Usul Desain Sudah di Istana
JAKARTA – Desain kolom kartu tanda penduduk elektronik (e-KTP) bagi para penghayat kepercayaan sudah disampaikan ke istana oleh pihak Kementerian Dalam Negeri (Kemendagri). Kini tinggal menunggu keputusan akhir dari Presiden Joko Widodo
Menurut Dirjen Kependudukan dan Catatan Sipil (Dukcapil) Kemendagri Zudan Arif Fakrulloh, usulan desain akan dibahas presiden di rapat terbatas (ratas) bersama menteri dan lembaga terkait. Namun, dia belum mendapat informasi waktu pelaksanaan ratas soal kolom agama itu.
Dia menuturkan, pengambilan keputusan melalui ratas diperlukan agar pilihan pemerintah nanti tidak menimbulkan persoalan. Sebab, persoalan kepercayaan merupakan hal yang sensitif.
”Untuk mendapatkan masukan yang komprehensif dari para menteri, maka dibawa ke rapat kabinet terbatas,” katanya di Jakarta kemarin (16/2).
Adapun desain yang diusulkan Kemendagri secara umum tidak berbeda dengan e-KTP sekarang. Perbedaan hanya terdapat pada keterangan kepercayaan. Bagi pemeluk enam agama, desainnya sama dengan e-KTP saat ini. Yakni, Agama: Islam/Kristen/ Hindu/Buddha/Khonghucu.
Namun, bagi penghayat, kata agama di form e-KTP diganti dengan kepercayaan. Adapun keterangannya diisi dengan ”Kepercayaan terhadap Tuhan Yang Maha Esa”.
Sebelumnya, Mendagri Tjahjo Kumolo mengatakan, usulan desain itu diambil setelah pihaknya menerima berbagai masukan. Tak terkecuali dari kelompok agamawan dan Majelis Ulama Indonesia (MUI).

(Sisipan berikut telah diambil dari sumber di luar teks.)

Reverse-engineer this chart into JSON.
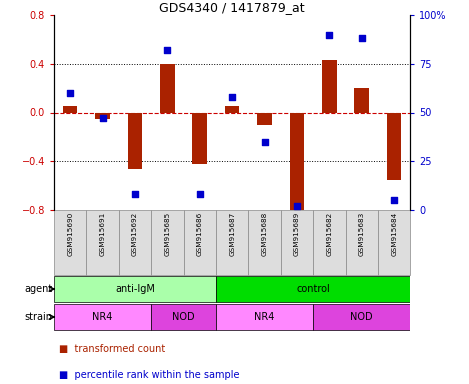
{
  "title": "GDS4340 / 1417879_at",
  "samples": [
    "GSM915690",
    "GSM915691",
    "GSM915692",
    "GSM915685",
    "GSM915686",
    "GSM915687",
    "GSM915688",
    "GSM915689",
    "GSM915682",
    "GSM915683",
    "GSM915684"
  ],
  "transformed_count": [
    0.05,
    -0.05,
    -0.46,
    0.4,
    -0.42,
    0.05,
    -0.1,
    -0.8,
    0.43,
    0.2,
    -0.55
  ],
  "percentile_rank": [
    60,
    47,
    8,
    82,
    8,
    58,
    35,
    2,
    90,
    88,
    5
  ],
  "ylim_left": [
    -0.8,
    0.8
  ],
  "ylim_right": [
    0,
    100
  ],
  "yticks_left": [
    -0.8,
    -0.4,
    0.0,
    0.4,
    0.8
  ],
  "yticks_right": [
    0,
    25,
    50,
    75,
    100
  ],
  "ytick_labels_right": [
    "0",
    "25",
    "50",
    "75",
    "100%"
  ],
  "bar_color": "#AA2200",
  "dot_color": "#0000CC",
  "zero_line_color": "#CC0000",
  "hgrid_color": "#000000",
  "agent_groups": [
    {
      "label": "anti-IgM",
      "start": 0,
      "end": 5,
      "color": "#AAFFAA"
    },
    {
      "label": "control",
      "start": 5,
      "end": 11,
      "color": "#00DD00"
    }
  ],
  "strain_groups": [
    {
      "label": "NR4",
      "start": 0,
      "end": 3,
      "color": "#FF88FF"
    },
    {
      "label": "NOD",
      "start": 3,
      "end": 5,
      "color": "#DD44DD"
    },
    {
      "label": "NR4",
      "start": 5,
      "end": 8,
      "color": "#FF88FF"
    },
    {
      "label": "NOD",
      "start": 8,
      "end": 11,
      "color": "#DD44DD"
    }
  ],
  "legend_items": [
    {
      "label": "transformed count",
      "color": "#AA2200"
    },
    {
      "label": "percentile rank within the sample",
      "color": "#0000CC"
    }
  ],
  "agent_label": "agent",
  "strain_label": "strain",
  "tick_color_left": "#CC0000",
  "tick_color_right": "#0000CC",
  "bar_width": 0.45,
  "dot_size": 18
}
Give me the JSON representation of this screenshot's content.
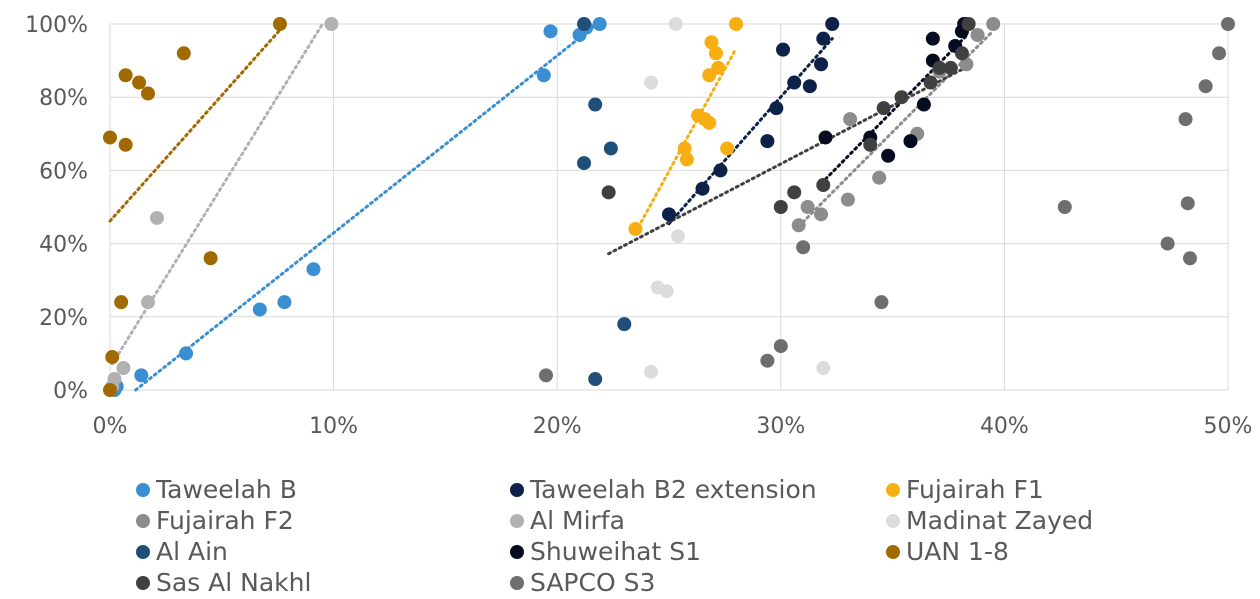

Zudan belum bisa memastikan kapan target dari putusan MK itu direalisasi. ”Saya juga pengin segera,” ucap dia.
Sementara itu, penganut kepercayaan Ugamo bangsa Batak yang juga salah seorang penggugat ke Mahkamah Konstitusi (MK) Arnold Purba mengaku kurang sepakat dengan usulan tersebut. Menurut dia, keterangan agama tidak perlu diubah menjadi kepercayaan.
”Menurut saya, lebih baik tetap, jadi agama titik dua (:) penganut kepercayaan,” ujarnya saat dikontak kemarin.
Dia beralasan, dalam UU Administrasi Kependudukan, keterangan atas kepercayaan warga negara tertulis agama. Hal itu juga sesuai dengan saran yang disampaikan MK dalam putusannya. ”Kalau ditulis bukan agama, dibedain lagi,” ucap dia.